En el mundo del fútbol estamos habituados a los tópicos, al uso de lugares comunes con frecuencia semanal. Los utilizan los protagonistas como asiduo refugio y acostumbrada vía de escape. Quien más, quien menos también los ha replicado en más de una ocasión con absoluta naturalidad. El Real Zaragoza 20-21, el de nuestros lamentos, lleva jugando finales desde que la temporada empezó a curvarse en dirección hacia el fondo de la tabla con Rubén Baraja en el banquillo y los números y los datos confirmaron que la planificación deportiva había sido aciaga, con errores terribles, fundamentalmente en la elección de los delanteros, piezas claves en cualquier organización futbolística en tanto en cuanto son los encargados principales de hacer goles, el oxígeno, el aire por el que respiran los equipos.

Cada partido es una final para el Real Zaragoza desde hace meses, muchas perdidas ya por el camino, otras sacadas adelante con un esfuerzo agónico.
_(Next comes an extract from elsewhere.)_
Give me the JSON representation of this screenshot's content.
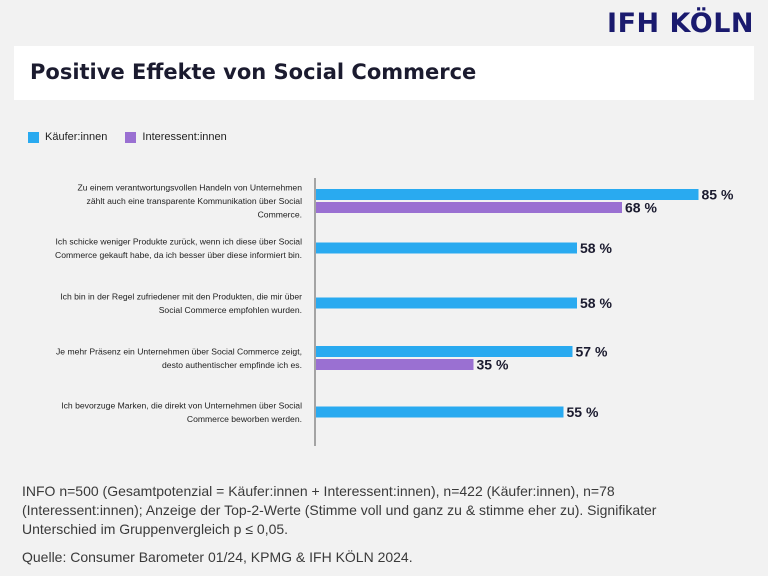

En busca de los 50 puntos, o sus alrededores, que quizá no sean necesarios tantos por el elevado ritmo que llevan los primeros clasificados, el equipo necesita cada jornada el mejor encuentro posible y llegar habitualmente a su máximo. En 1953, en otros tiempos y en niveles muy diferentes, la pujante Hungría de Puskás, Kocsis o Czibor humilló a Inglaterra con un juego exquisito en su templo de Wembley por un espectacular e inaudito 3-6. The Times tituló la exhibición con honores: ‘The Match of the Century’.
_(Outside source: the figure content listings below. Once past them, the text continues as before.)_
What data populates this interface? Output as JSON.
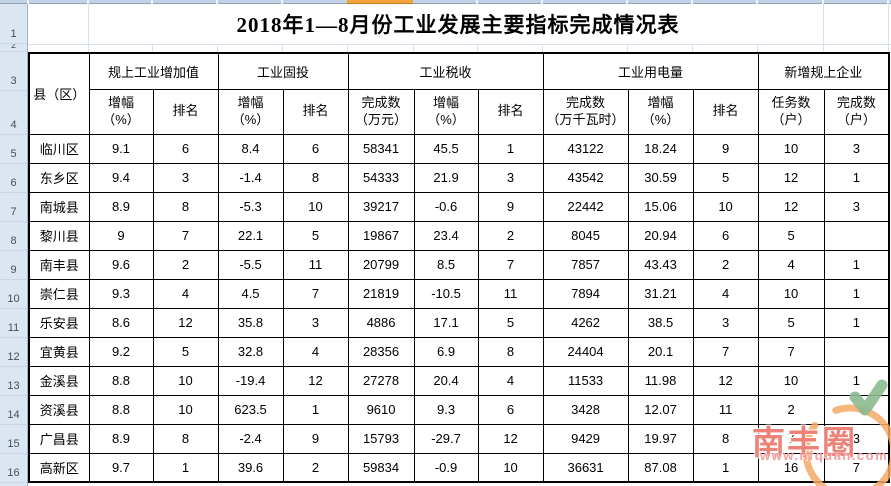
{
  "title": "2018年1—8月份工业发展主要指标完成情况表",
  "sheet": {
    "row_numbers": [
      "1",
      "2",
      "3",
      "4",
      "5",
      "6",
      "7",
      "8",
      "9",
      "10",
      "11",
      "12",
      "13",
      "14",
      "15",
      "16"
    ]
  },
  "table": {
    "corner_header": "县（区）",
    "groups": [
      {
        "label": "规上工业增加值"
      },
      {
        "label": "工业固投"
      },
      {
        "label": "工业税收"
      },
      {
        "label": "工业用电量"
      },
      {
        "label": "新增规上企业"
      }
    ],
    "sub_headers": [
      "增幅\n（%）",
      "排名",
      "增幅\n（%）",
      "排名",
      "完成数\n（万元）",
      "增幅\n（%）",
      "排名",
      "完成数\n（万千瓦时）",
      "增幅\n（%）",
      "排名",
      "任务数\n（户）",
      "完成数\n（户）"
    ],
    "rows": [
      {
        "name": "临川区",
        "cells": [
          "9.1",
          "6",
          "8.4",
          "6",
          "58341",
          "45.5",
          "1",
          "43122",
          "18.24",
          "9",
          "10",
          "3"
        ]
      },
      {
        "name": "东乡区",
        "cells": [
          "9.4",
          "3",
          "-1.4",
          "8",
          "54333",
          "21.9",
          "3",
          "43542",
          "30.59",
          "5",
          "12",
          "1"
        ]
      },
      {
        "name": "南城县",
        "cells": [
          "8.9",
          "8",
          "-5.3",
          "10",
          "39217",
          "-0.6",
          "9",
          "22442",
          "15.06",
          "10",
          "12",
          "3"
        ]
      },
      {
        "name": "黎川县",
        "cells": [
          "9",
          "7",
          "22.1",
          "5",
          "19867",
          "23.4",
          "2",
          "8045",
          "20.94",
          "6",
          "5",
          ""
        ]
      },
      {
        "name": "南丰县",
        "cells": [
          "9.6",
          "2",
          "-5.5",
          "11",
          "20799",
          "8.5",
          "7",
          "7857",
          "43.43",
          "2",
          "4",
          "1"
        ]
      },
      {
        "name": "崇仁县",
        "cells": [
          "9.3",
          "4",
          "4.5",
          "7",
          "21819",
          "-10.5",
          "11",
          "7894",
          "31.21",
          "4",
          "10",
          "1"
        ]
      },
      {
        "name": "乐安县",
        "cells": [
          "8.6",
          "12",
          "35.8",
          "3",
          "4886",
          "17.1",
          "5",
          "4262",
          "38.5",
          "3",
          "5",
          "1"
        ]
      },
      {
        "name": "宜黄县",
        "cells": [
          "9.2",
          "5",
          "32.8",
          "4",
          "28356",
          "6.9",
          "8",
          "24404",
          "20.1",
          "7",
          "7",
          ""
        ]
      },
      {
        "name": "金溪县",
        "cells": [
          "8.8",
          "10",
          "-19.4",
          "12",
          "27278",
          "20.4",
          "4",
          "11533",
          "11.98",
          "12",
          "10",
          "1"
        ]
      },
      {
        "name": "资溪县",
        "cells": [
          "8.8",
          "10",
          "623.5",
          "1",
          "9610",
          "9.3",
          "6",
          "3428",
          "12.07",
          "11",
          "2",
          ""
        ]
      },
      {
        "name": "广昌县",
        "cells": [
          "8.9",
          "8",
          "-2.4",
          "9",
          "15793",
          "-29.7",
          "12",
          "9429",
          "19.97",
          "8",
          "7",
          "3"
        ]
      },
      {
        "name": "高新区",
        "cells": [
          "9.7",
          "1",
          "39.6",
          "2",
          "59834",
          "-0.9",
          "10",
          "36631",
          "87.08",
          "1",
          "16",
          "7"
        ]
      }
    ]
  },
  "watermark": {
    "title": "南丰圈",
    "url": "www.nfquan.com"
  },
  "colors": {
    "selected_column_orange": "#f2a33c",
    "row_header_bg": "#dce6f1",
    "row_header_border": "#95b3d7",
    "watermark_red": "#eb7167",
    "watermark_orange": "#f5aa68",
    "watermark_green": "#8cba8f"
  }
}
De aquí al final de temporada, a su escala, en su descafeinada medida, lejos de aquellos fastos, en esta pobreza sin lujo alguno, el Real Zaragoza necesita un partido del siglo cada semana. Al menos, el mejor de los posibles y, siempre, optimizar sus limitadísimos recursos. Como hizo en un día gris contra el Tenerife con el primer tanto de Álex Alegría con la blanquilla y perpetrado al final del encuentro con cuatro centrales en su inacabable sufrimiento. Tres puntos más y a por el siguiente partido del siglo.